Home » Sénégal » 10 octobre 2011, La mosquée de Djirnda

Le minaret de la mosquée se dresse sûr de lui au milieu du village tel un phare pour les hommes et femmes de Djirnda. Mais de nombreux jeunes ont l’esprit tourné vers une autre lumière, au delà de l’atlantique. Ils rêvent de « survoler la terre noire pour atterrir sur cette terre blanche qui brille de mille feux. [...] là où les mairies payent les ramasseurs de crottes de chiens, là où même ceux qui ne travaillent pas perçoivent un salaire. » (Fatou Diome 2003)

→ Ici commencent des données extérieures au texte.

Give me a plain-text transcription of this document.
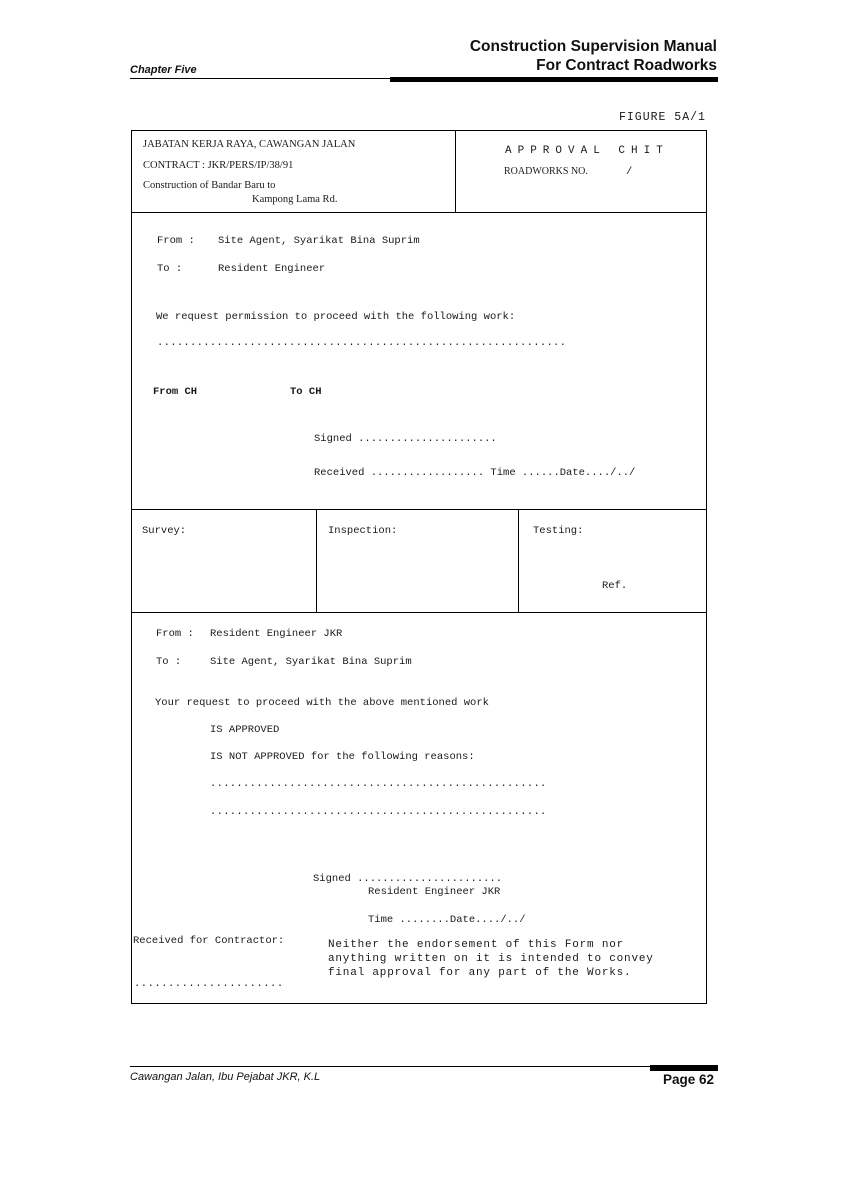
Construction Supervision Manual
For Contract Roadworks
Chapter Five
FIGURE 5A/1
JABATAN KERJA RAYA, CAWANGAN JALAN
CONTRACT : JKR/PERS/IP/38/91
Construction of Bandar Baru to
Kampong Lama Rd.
APPROVAL CHIT
ROADWORKS NO.	/
From : Site Agent, Syarikat Bina Suprim
To :	Resident Engineer
We request permission to proceed with the following work:
..............................................................
From CH	To CH
Signed ......................
Received .................. Time ......Date..../../
Survey:	Inspection:	Testing:
Ref.
From : Resident Engineer JKR
To :	Site Agent, Syarikat Bina Suprim
Your request to proceed with the above mentioned work
IS APPROVED
IS NOT APPROVED for the following reasons:
...................................................
...................................................
Signed .......................
Resident Engineer JKR
Time ........Date..../../
Received for Contractor:
......................
Neither the endorsement of this Form nor
anything written on it is intended to convey
final approval for any part of the Works.
Cawangan Jalan, Ibu Pejabat JKR, K.L	Page 62
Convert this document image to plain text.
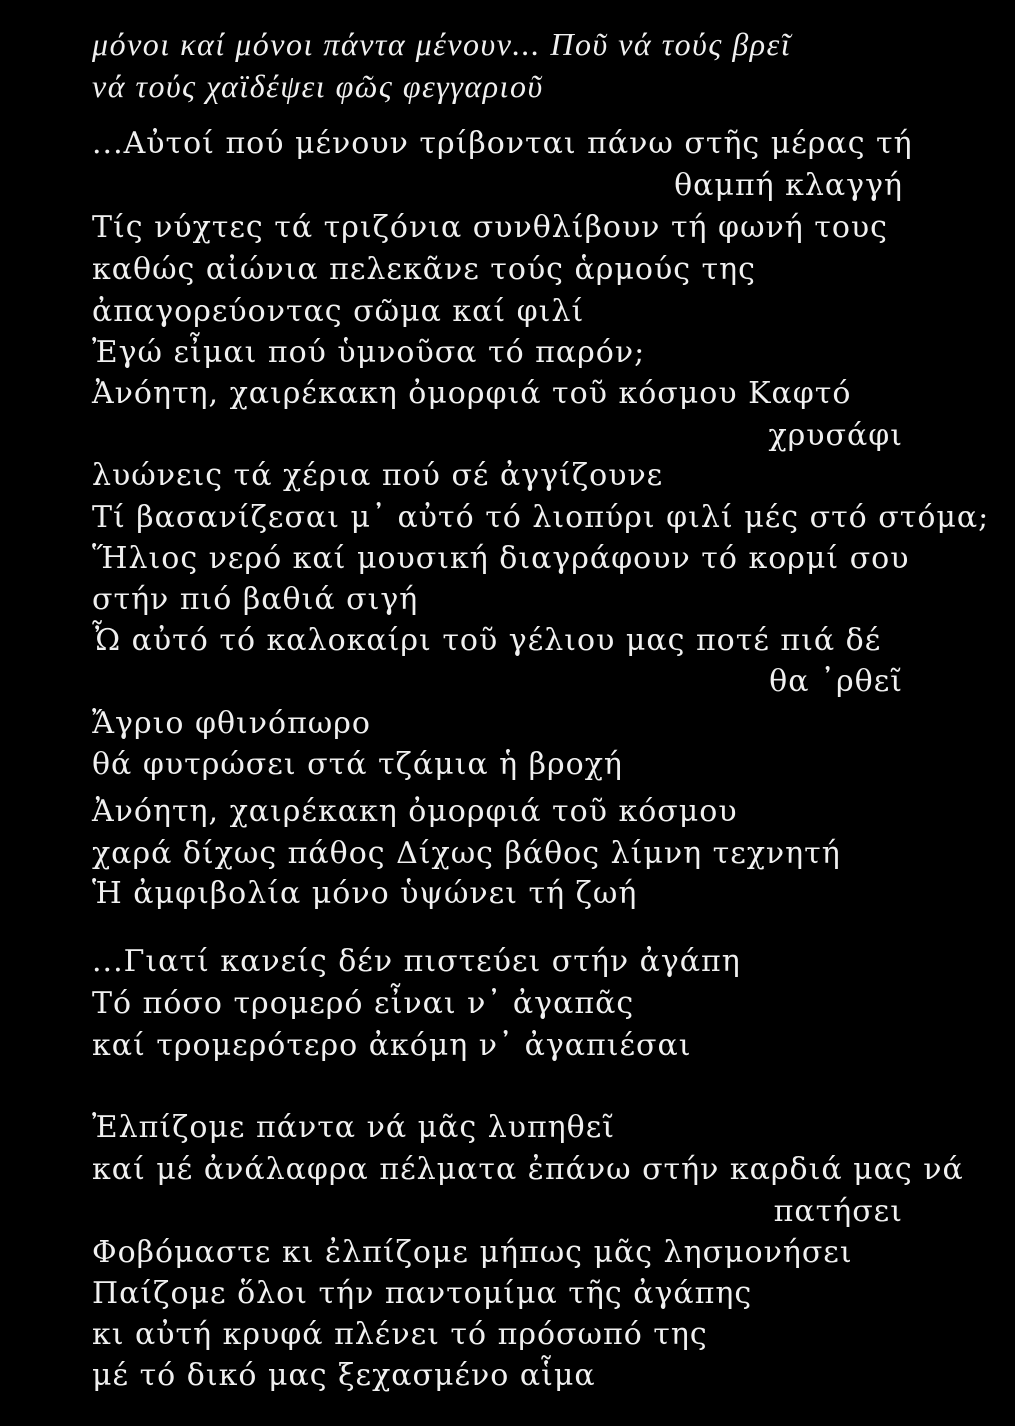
μόνοι καί μόνοι πάντα μένουν... Ποῦ νά τούς βρεῖ
νά τούς χαϊδέψει φῶς φεγγαριοῦ
...Αὐτοί πού μένουν τρίβονται πάνω στῆς μέρας τή
θαμπή κλαγγή
Τίς νύχτες τά τριζόνια συνθλίβουν τή φωνή τους
καθώς αἰώνια πελεκᾶνε τούς ἁρμούς της
ἀπαγορεύοντας σῶμα καί φιλί
Ἐγώ εἶμαι πού ὑμνοῦσα τό παρόν;
Ἀνόητη, χαιρέκακη ὀμορφιά τοῦ κόσμου Καφτό
χρυσάφι
λυώνεις τά χέρια πού σέ ἀγγίζουνε
Τί βασανίζεσαι μ᾽ αὐτό τό λιοπύρι φιλί μές στό στόμα;
Ἥλιος νερό καί μουσική διαγράφουν τό κορμί σου
στήν πιό βαθιά σιγή
Ὦ αὐτό τό καλοκαίρι τοῦ γέλιου μας ποτέ πιά δέ
θα ᾽ρθεῖ
Ἄγριο φθινόπωρο
θά φυτρώσει στά τζάμια ἡ βροχή
Ἀνόητη, χαιρέκακη ὀμορφιά τοῦ κόσμου
χαρά δίχως πάθος Δίχως βάθος λίμνη τεχνητή
Ἡ ἀμφιβολία μόνο ὑψώνει τή ζωή
...Γιατί κανείς δέν πιστεύει στήν ἀγάπη
Τό πόσο τρομερό εἶναι ν᾽ ἀγαπᾶς
καί τρομερότερο ἀκόμη ν᾽ ἀγαπιέσαι
Ἐλπίζομε πάντα νά μᾶς λυπηθεῖ
καί μέ ἀνάλαφρα πέλματα ἐπάνω στήν καρδιά μας νά
πατήσει
Φοβόμαστε κι ἐλπίζομε μήπως μᾶς λησμονήσει
Παίζομε ὅλοι τήν παντομίμα τῆς ἀγάπης
κι αὐτή κρυφά πλένει τό πρόσωπό της
μέ τό δικό μας ξεχασμένο αἷμα
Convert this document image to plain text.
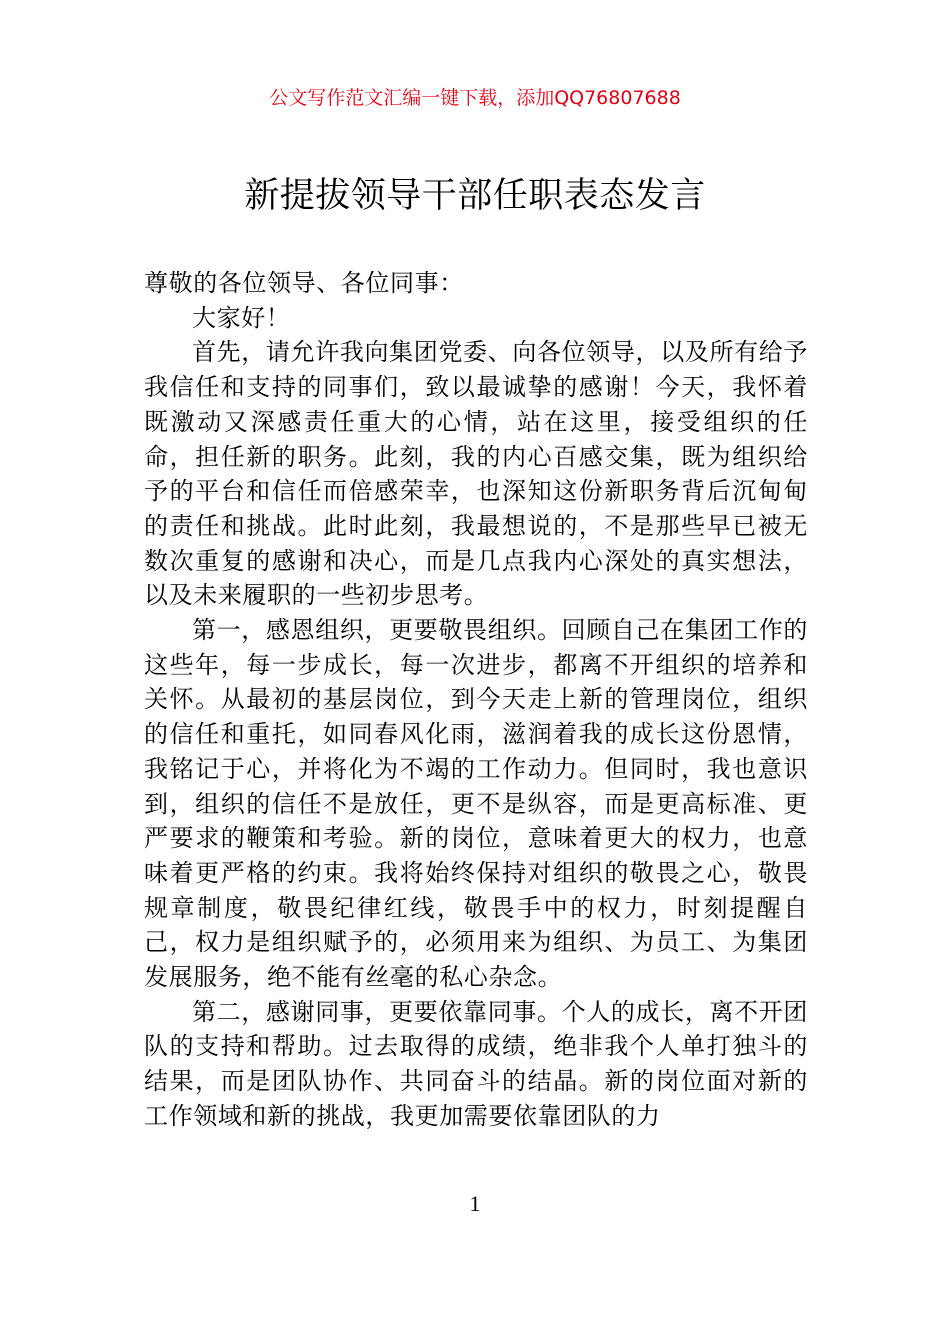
公文写作范文汇编一键下载，添加QQ76807688
新提拔领导干部任职表态发言

尊敬的各位领导、各位同事：

大家好！

首先，请允许我向集团党委、向各位领导，以及所有给予我信任和支持的同事们，致以最诚挚的感谢！今天，我怀着既激动又深感责任重大的心情，站在这里，接受组织的任命，担任新的职务。此刻，我的内心百感交集，既为组织给予的平台和信任而倍感荣幸，也深知这份新职务背后沉甸甸的责任和挑战。此时此刻，我最想说的，不是那些早已被无数次重复的感谢和决心，而是几点我内心深处的真实想法，以及未来履职的一些初步思考。

第一，感恩组织，更要敬畏组织。回顾自己在集团工作的这些年，每一步成长，每一次进步，都离不开组织的培养和关怀。从最初的基层岗位，到今天走上新的管理岗位，组织的信任和重托，如同春风化雨，滋润着我的成长这份恩情，我铭记于心，并将化为不竭的工作动力。但同时，我也意识到，组织的信任不是放任，更不是纵容，而是更高标准、更严要求的鞭策和考验。新的岗位，意味着更大的权力，也意味着更严格的约束。我将始终保持对组织的敬畏之心，敬畏规章制度，敬畏纪律红线，敬畏手中的权力，时刻提醒自己，权力是组织赋予的，必须用来为组织、为员工、为集团发展服务，绝不能有丝毫的私心杂念。

第二，感谢同事，更要依靠同事。个人的成长，离不开团队的支持和帮助。过去取得的成绩，绝非我个人单打独斗的结果，而是团队协作、共同奋斗的结晶。新的岗位面对新的工作领域和新的挑战，我更加需要依靠团队的力

1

C’est tout le paradoxe de ce voyage. Depuis notre catamaran, nous nous émerveillons de la magie du Saloum et du sourire de ses habitants. Alors que nous percevons aussi parfois leur fascination pour ce luxe qui réveille leur désir d’ailleurs.

« Nous sommes responsables de ce qui s’est passé et devons en prendre notre part. Ma part française est de dire que la France doit aider, en compensation, à donner la liberté aux peuples qu’elle a autrefois conquis en leur fournissant les moyens de la crise économique qui les frappe. Quand je pense à la façon dont on traite l’Afrique, dont on le juge, alors qu’elle a une histoire si ancienne… A propos d’indigné, je me sens, moi un indigné de l’Afrique. »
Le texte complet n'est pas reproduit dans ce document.